ROMA – One billion and 100 million people live in a state of multidimensional poverty; almost half a billion of these live in areas where there are ongoing conflicts. The new research of United Nations Development Programme (UNDP) and theOxford Poverty and Human Development Initiative (OPHI) highlights the close link between war and poverty: the rate of people struggling to survive, in fact, in countries affected by conflicts is almost three times higher than that recorded in slightly more stable countries.
The numbers. 455 million poor people around the world live in countries involved in violent conflicts and afflicted by political instability: these are the data from the latest update of the global Multidimensional Poverty Index (MPI) published in recent days by OPHI and UNDP. The study offers a detailed analysis of the relationship between conflict and poverty and finds that of the 1.1 billion people living in acute poverty, 40 percent live in a country at war.
Countries in conflict. In areas where political and social instability or even war reigns, more than one person in four does not have access to electricity, while in more stable regions the problem affects one person in twenty. Similar disparities are evident in crucial areas such as education, nutrition and access to clean water and infant mortality. The report dedicates an in-depth study to Afghanistan, where 5.3 million people fell into a condition of multidimensional poverty between 2015 and 2023. The data examining the post-conflict situation in the Asian country is alarming: in 2022/ 23 almost two-thirds of citizens, or 64.9 percent of the population, were poor.
Who are the poor. Over half of the 1.1 billion people living in acute poverty are children under the age of 18: 584 million in total. Globally, 27.9 percent of children – compared to 13.5 percent of adults – live in poverty. The main shortages concern sanitation, housing and cooking fuel. Over half of families struggling to survive have an undernourished person among their relatives and these numbers become particularly serious in South Asia and sub-Saharan Africa.

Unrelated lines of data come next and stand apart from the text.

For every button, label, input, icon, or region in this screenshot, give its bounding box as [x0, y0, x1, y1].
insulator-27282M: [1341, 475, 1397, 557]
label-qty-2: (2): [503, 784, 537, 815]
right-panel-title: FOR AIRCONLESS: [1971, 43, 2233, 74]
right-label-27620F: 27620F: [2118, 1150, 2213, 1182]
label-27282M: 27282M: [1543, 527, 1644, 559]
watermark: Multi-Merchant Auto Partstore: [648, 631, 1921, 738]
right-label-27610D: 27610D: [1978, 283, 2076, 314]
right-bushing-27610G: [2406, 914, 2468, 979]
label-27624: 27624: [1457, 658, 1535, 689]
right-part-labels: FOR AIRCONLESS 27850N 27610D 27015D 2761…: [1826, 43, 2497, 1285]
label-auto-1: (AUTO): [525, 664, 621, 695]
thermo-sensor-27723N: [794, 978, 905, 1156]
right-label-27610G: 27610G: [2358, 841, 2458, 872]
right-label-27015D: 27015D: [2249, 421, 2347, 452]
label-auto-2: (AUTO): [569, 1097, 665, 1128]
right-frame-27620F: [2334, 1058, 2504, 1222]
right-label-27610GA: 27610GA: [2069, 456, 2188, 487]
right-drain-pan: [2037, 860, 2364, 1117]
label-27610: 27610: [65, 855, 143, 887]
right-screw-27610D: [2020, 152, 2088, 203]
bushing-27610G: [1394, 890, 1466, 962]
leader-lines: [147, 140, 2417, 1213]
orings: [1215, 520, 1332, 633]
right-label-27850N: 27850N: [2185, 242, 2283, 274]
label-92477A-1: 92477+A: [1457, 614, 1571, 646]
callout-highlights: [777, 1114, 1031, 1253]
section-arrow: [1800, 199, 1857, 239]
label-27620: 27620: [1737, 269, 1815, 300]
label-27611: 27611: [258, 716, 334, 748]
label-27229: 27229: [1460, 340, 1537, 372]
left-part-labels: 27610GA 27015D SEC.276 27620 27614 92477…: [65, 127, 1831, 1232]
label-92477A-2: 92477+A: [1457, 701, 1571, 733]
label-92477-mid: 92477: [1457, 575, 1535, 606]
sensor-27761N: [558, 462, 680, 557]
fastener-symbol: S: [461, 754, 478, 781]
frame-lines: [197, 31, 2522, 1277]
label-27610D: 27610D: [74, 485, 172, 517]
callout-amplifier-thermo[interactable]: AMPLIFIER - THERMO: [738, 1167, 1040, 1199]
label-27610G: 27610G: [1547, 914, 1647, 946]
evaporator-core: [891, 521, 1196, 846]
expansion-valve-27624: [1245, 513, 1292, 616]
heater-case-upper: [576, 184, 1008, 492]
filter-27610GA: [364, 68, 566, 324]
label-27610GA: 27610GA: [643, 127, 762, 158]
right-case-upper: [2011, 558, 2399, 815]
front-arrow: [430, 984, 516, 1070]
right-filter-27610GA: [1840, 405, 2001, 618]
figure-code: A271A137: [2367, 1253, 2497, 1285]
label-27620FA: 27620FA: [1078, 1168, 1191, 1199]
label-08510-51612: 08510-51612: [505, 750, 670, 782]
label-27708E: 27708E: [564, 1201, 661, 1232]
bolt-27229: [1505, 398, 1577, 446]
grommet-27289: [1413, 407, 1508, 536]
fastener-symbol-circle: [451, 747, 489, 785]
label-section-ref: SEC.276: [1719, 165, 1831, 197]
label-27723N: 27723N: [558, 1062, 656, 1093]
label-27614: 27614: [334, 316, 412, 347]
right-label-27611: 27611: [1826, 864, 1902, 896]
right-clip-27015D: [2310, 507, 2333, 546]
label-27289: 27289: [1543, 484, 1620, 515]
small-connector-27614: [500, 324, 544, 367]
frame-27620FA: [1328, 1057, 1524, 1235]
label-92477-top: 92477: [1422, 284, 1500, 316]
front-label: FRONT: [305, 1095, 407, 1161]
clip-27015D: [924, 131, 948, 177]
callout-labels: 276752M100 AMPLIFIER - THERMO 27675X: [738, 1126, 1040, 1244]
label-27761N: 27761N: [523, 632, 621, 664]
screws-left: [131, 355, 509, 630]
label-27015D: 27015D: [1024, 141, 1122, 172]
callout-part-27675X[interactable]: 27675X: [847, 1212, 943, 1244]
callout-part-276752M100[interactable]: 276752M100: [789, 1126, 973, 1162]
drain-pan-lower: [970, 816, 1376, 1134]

Without peace there is no economic recovery. “This study provides the first global analysis examining how people in conflict contexts are also the poorest. In countries at war, more than one in three people are poor, while in countries not affected by conflict, one in nine people are poor, according to the Uppsala Conflict Data Program. And unfortunately poverty reduction is slower in conflict zones, so this means that the poor in conflict contexts are left behind. These numbers require an answer: we cannot end poverty without investing in peace,” comments Sabina Alkire, director of the Oxford Poverty and Human Development Initiative.